Unexpected outcomes

Sonali Bhatia

Art is fun, right? Of course! It’s enjoyable to paint, sketch, draw – in short, to create. But what if the fun could be extended, and art could become a shared experience and have a deeper meaning? Dream A Dream firmly believes that art is a powerful tool with which to teach life skills.

Dream A Dream was founded in 1999. It is a Bengaluru-based charitable trust that seeks to empower children from vulnerable backgrounds by developing life skills while sensitising the community through active volunteering. The aim is the creation of a non-discriminatory society, where similarities are recognised and unique differences are appreciated. Over 11 years, Dream A Dream has impacted the lives of 10,000 children, with support from over 2000 volunteers, who represent an increasingly sensitive community.

So what is the Dream Creative Art Programme all about?
“We teach children from class IV to IX different techniques of creating art, but we don’t stop there,” says Neha, life skills facilitator. “We have a reflection circle after that, during which children link the art activity to situations they face in life.”

How does this work?
“Take the Magic Thread Activity, for example,” Neha elaborates. “The children take a piece of string and dip it into the paint of their choice. They place the string on a piece of paper, and fold the paper. Then, they zig-zag the string through the folded sheet. When they open it out, they are very surprised at what they see!”
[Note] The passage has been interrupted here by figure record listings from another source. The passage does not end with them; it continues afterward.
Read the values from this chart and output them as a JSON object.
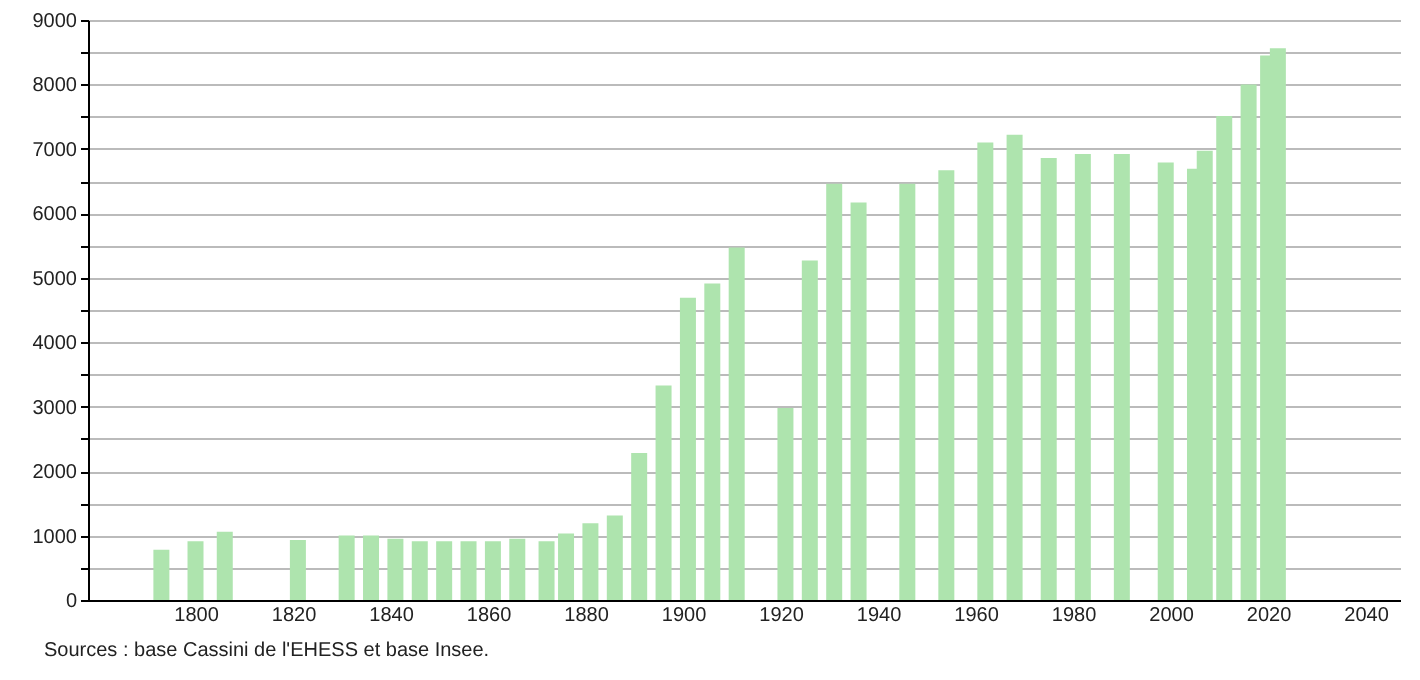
{
  "chart_data": {
    "type": "bar",
    "x": [
      1793,
      1800,
      1806,
      1821,
      1831,
      1836,
      1841,
      1846,
      1851,
      1856,
      1861,
      1866,
      1872,
      1876,
      1881,
      1886,
      1891,
      1896,
      1901,
      1906,
      1911,
      1921,
      1926,
      1931,
      1936,
      1946,
      1954,
      1962,
      1968,
      1975,
      1982,
      1990,
      1999,
      2005,
      2007,
      2011,
      2016,
      2020,
      2022
    ],
    "values": [
      780,
      910,
      1060,
      930,
      1000,
      1000,
      950,
      910,
      910,
      910,
      910,
      950,
      910,
      1030,
      1190,
      1310,
      2280,
      3330,
      4690,
      4910,
      5470,
      2980,
      5270,
      6460,
      6170,
      6460,
      6670,
      7100,
      7220,
      6860,
      6920,
      6920,
      6790,
      6690,
      6970,
      7510,
      8000,
      8450,
      8560
    ],
    "color": "#aee4ae",
    "xlim": [
      1780,
      2045
    ],
    "xticks": [
      1800,
      1820,
      1840,
      1860,
      1880,
      1900,
      1920,
      1940,
      1960,
      1980,
      2000,
      2020,
      2040
    ],
    "ylim": [
      0,
      9000
    ],
    "yticks": [
      0,
      {
        "value": 500,
        "label": null
      },
      1000,
      {
        "value": 1500,
        "label": null
      },
      2000,
      {
        "value": 2500,
        "label": null
      },
      3000,
      {
        "value": 3500,
        "label": null
      },
      4000,
      {
        "value": 4500,
        "label": null
      },
      5000,
      {
        "value": 5500,
        "label": null
      },
      6000,
      {
        "value": 6500,
        "label": null
      },
      7000,
      {
        "value": 7500,
        "label": null
      },
      8000,
      {
        "value": 8500,
        "label": null
      },
      9000
    ],
    "grid": "y",
    "annotations": [
      "Sources : base Cassini de l'EHESS et base Insee."
    ]
  }
}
The responses pour in – “I see a butterfly … I see a flower …” but it doesn’t stop there. The facilitator then takes the discussion forward, to whether the children expected this result or not. “No, we didn’t! We are surprised!” they say. They then move on to unexpected things that have happened to them in their own experience.
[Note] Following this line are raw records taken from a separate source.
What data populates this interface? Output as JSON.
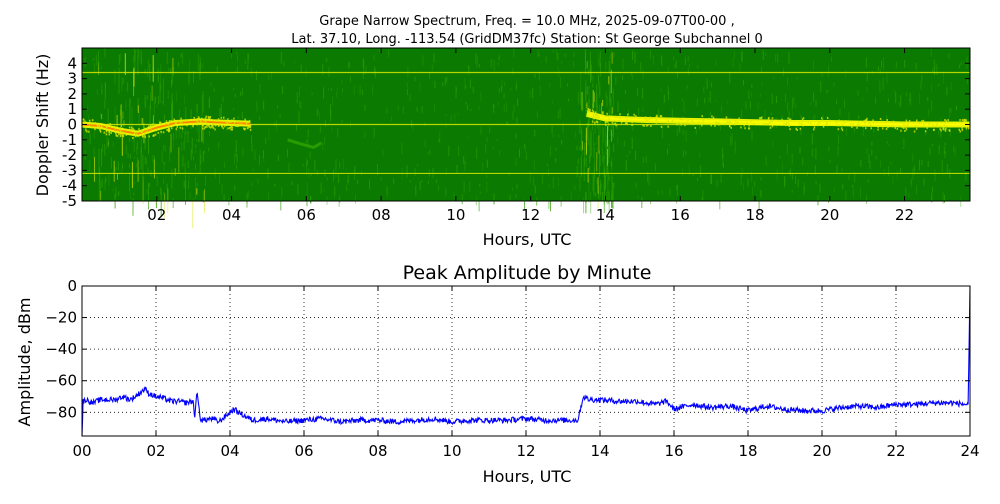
{
  "chart_data": [
    {
      "type": "heatmap",
      "title": "Grape Narrow Spectrum, Freq. = 10.0 MHz, 2025-09-07T00-00 ,",
      "subtitle": "Lat.  37.10, Long. -113.54 (GridDM37fc) Station: St George Subchannel 0",
      "xlabel": "Hours, UTC",
      "ylabel": "Doppler Shift (Hz)",
      "xlim": [
        0,
        23.75
      ],
      "ylim": [
        -5,
        5
      ],
      "xticks": [
        "02",
        "04",
        "06",
        "08",
        "10",
        "12",
        "14",
        "16",
        "18",
        "20",
        "22"
      ],
      "xtick_values": [
        2,
        4,
        6,
        8,
        10,
        12,
        14,
        16,
        18,
        20,
        22
      ],
      "yticks": [
        "4",
        "3",
        "2",
        "1",
        "0",
        "-1",
        "-2",
        "-3",
        "-4",
        "-5"
      ],
      "ytick_values": [
        4,
        3,
        2,
        1,
        0,
        -1,
        -2,
        -3,
        -4,
        -5
      ],
      "background_color": "#0a7a00",
      "colors": {
        "weak": "#2ca000",
        "medium": "#d8e800",
        "strong": "#ffff00",
        "peak": "#ff6a00"
      },
      "constant_lines_hz": [
        3.4,
        0.0,
        -3.2
      ],
      "traces": [
        {
          "name": "main",
          "points": [
            [
              0,
              0.0
            ],
            [
              0.5,
              -0.1
            ],
            [
              1.0,
              -0.4
            ],
            [
              1.5,
              -0.6
            ],
            [
              2.0,
              -0.2
            ],
            [
              2.5,
              0.1
            ],
            [
              3.2,
              0.2
            ],
            [
              3.5,
              0.15
            ],
            [
              4.0,
              0.1
            ],
            [
              4.5,
              0.05
            ]
          ]
        },
        {
          "name": "daytime",
          "points": [
            [
              13.5,
              0.7
            ],
            [
              14.0,
              0.4
            ],
            [
              15.0,
              0.3
            ],
            [
              16.0,
              0.25
            ],
            [
              17.0,
              0.2
            ],
            [
              18.0,
              0.15
            ],
            [
              19.0,
              0.1
            ],
            [
              20.0,
              0.1
            ],
            [
              21.0,
              0.05
            ],
            [
              22.0,
              0.0
            ],
            [
              23.0,
              0.0
            ],
            [
              23.75,
              0.0
            ]
          ]
        },
        {
          "name": "faint",
          "points": [
            [
              5.5,
              -1.0
            ],
            [
              5.9,
              -1.3
            ],
            [
              6.2,
              -1.5
            ],
            [
              6.4,
              -1.2
            ]
          ]
        }
      ]
    },
    {
      "type": "line",
      "title": "Peak Amplitude by Minute",
      "xlabel": "Hours, UTC",
      "ylabel": "Amplitude, dBm",
      "xlim": [
        0,
        24
      ],
      "ylim": [
        -95,
        0
      ],
      "xticks": [
        "00",
        "02",
        "04",
        "06",
        "08",
        "10",
        "12",
        "14",
        "16",
        "18",
        "20",
        "22",
        "24"
      ],
      "xtick_values": [
        0,
        2,
        4,
        6,
        8,
        10,
        12,
        14,
        16,
        18,
        20,
        22,
        24
      ],
      "yticks": [
        "0",
        "−20",
        "−40",
        "−60",
        "−80"
      ],
      "ytick_values": [
        0,
        -20,
        -40,
        -60,
        -80
      ],
      "grid": true,
      "series_color": "#0000ff",
      "series": [
        {
          "x": [
            0,
            0.03,
            0.1,
            0.3,
            0.5,
            0.7,
            0.9,
            1.1,
            1.3,
            1.5,
            1.7,
            1.8,
            2.0,
            2.2,
            2.4,
            2.6,
            2.8,
            3.0,
            3.05,
            3.1,
            3.2,
            3.3,
            3.5,
            3.7,
            3.9,
            4.1,
            4.3,
            4.6,
            5.0,
            5.5,
            6.0,
            6.5,
            7.0,
            7.5,
            8.0,
            8.5,
            9.0,
            9.5,
            10.0,
            10.5,
            11.0,
            11.5,
            12.0,
            12.5,
            13.0,
            13.4,
            13.55,
            13.7,
            14.0,
            14.5,
            15.0,
            15.5,
            15.8,
            16.0,
            16.5,
            17.0,
            17.5,
            18.0,
            18.5,
            19.0,
            19.5,
            20.0,
            20.5,
            21.0,
            21.5,
            22.0,
            22.5,
            23.0,
            23.5,
            23.9,
            23.95,
            24.0
          ],
          "values": [
            -95,
            -73,
            -72,
            -74,
            -72,
            -72,
            -72,
            -70,
            -72,
            -69,
            -65,
            -68,
            -70,
            -71,
            -73,
            -73,
            -74,
            -73,
            -83,
            -67,
            -84,
            -85,
            -84,
            -86,
            -82,
            -78,
            -81,
            -85,
            -84,
            -86,
            -85,
            -84,
            -86,
            -85,
            -85,
            -86,
            -85,
            -84,
            -86,
            -85,
            -85,
            -85,
            -84,
            -85,
            -85,
            -85,
            -70,
            -72,
            -72,
            -73,
            -73,
            -75,
            -73,
            -78,
            -75,
            -77,
            -76,
            -79,
            -76,
            -78,
            -79,
            -79,
            -77,
            -76,
            -77,
            -75,
            -75,
            -74,
            -74,
            -75,
            -75,
            0
          ]
        }
      ]
    }
  ]
}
Here’s what one child has to say:
“One day in school, I had just completed writing my test and was sitting silently in my place. The teacher saw that I had completed my test, so she called me and asked me to carry some papers and keep them on her table. I did what the teacher told me. When I was not at my desk, my friend who was sitting next to me took my paper and rubbed all the answers that I had written. I could see that my answers had been rubbed off and I saw him and knew he had done it. He later admitted to doing it, but I didn’t have time to rewrite my answers ….and I failed in that test! I didn’t really think that my friend would do something like this! It was unexpected! I asked him why he did it, and he didn’t answer. I told the teacher and my mother about the incident the same day. The teacher said that she would give me marks on the day of the Parent-Teacher meeting, not before that.”

The facilitator is then able to extend the discussion and involve the rest of the class. What is their reaction to the incident they have just heard? “We should not do this … it is very bad … if someone is your friend, they should not hurt you … friends should be good to you, this is a bad friend …”

How did the child handle the situation?
“That boy said sorry and he will not do it again, so he is my friend again and I also teach him lessons which he does not understand in class.”

Starting from ‘art’, the children have gone on to talk about injustice, friendship and forgiveness – all in relation to something that has actually happened to one of them. They can relate to what has happened and the emotions of all concerned. This kind of discussion helps them cope with things that happen to them, at home and in school. They may not be able to discuss these things otherwise, due to lack of sympathetic people or lack of opportunity to bring up the topic.

The Dream Creative Arts Programme has been successfully running at Dream A Dream since 2002. It is a long-term, focused, curriculum-based programme aimed at developing life skills, using a variety of arts and crafts. Through art, children learn to value their own uniqueness, to appreciate their individuality and express themselves. Working in teams also helps build their team-skills, sense of worth, responsibility and discipline. Run with support from artists, facilitators and volunteers, the program is highly popular with children and develops critical life skills in a fun-filled, unobtrusive environment.

Sessions framework

  • Wake Up (20 Mins) – An activity to check the energy levels of the children, like clapping to a beat
  • Team Prayer
  • Life Skill Activity (45 mins)
  • Reflection Circle (15 mins)
  • Wrap-Up (10 mins)
  • Game – a simple game in which everyone can participate easily
  • Team Prayer
  • Dream Thank You Cheer

The Dream Creative Arts Programme is easy to implement in all schools, and leads to some unexpectedly positive results!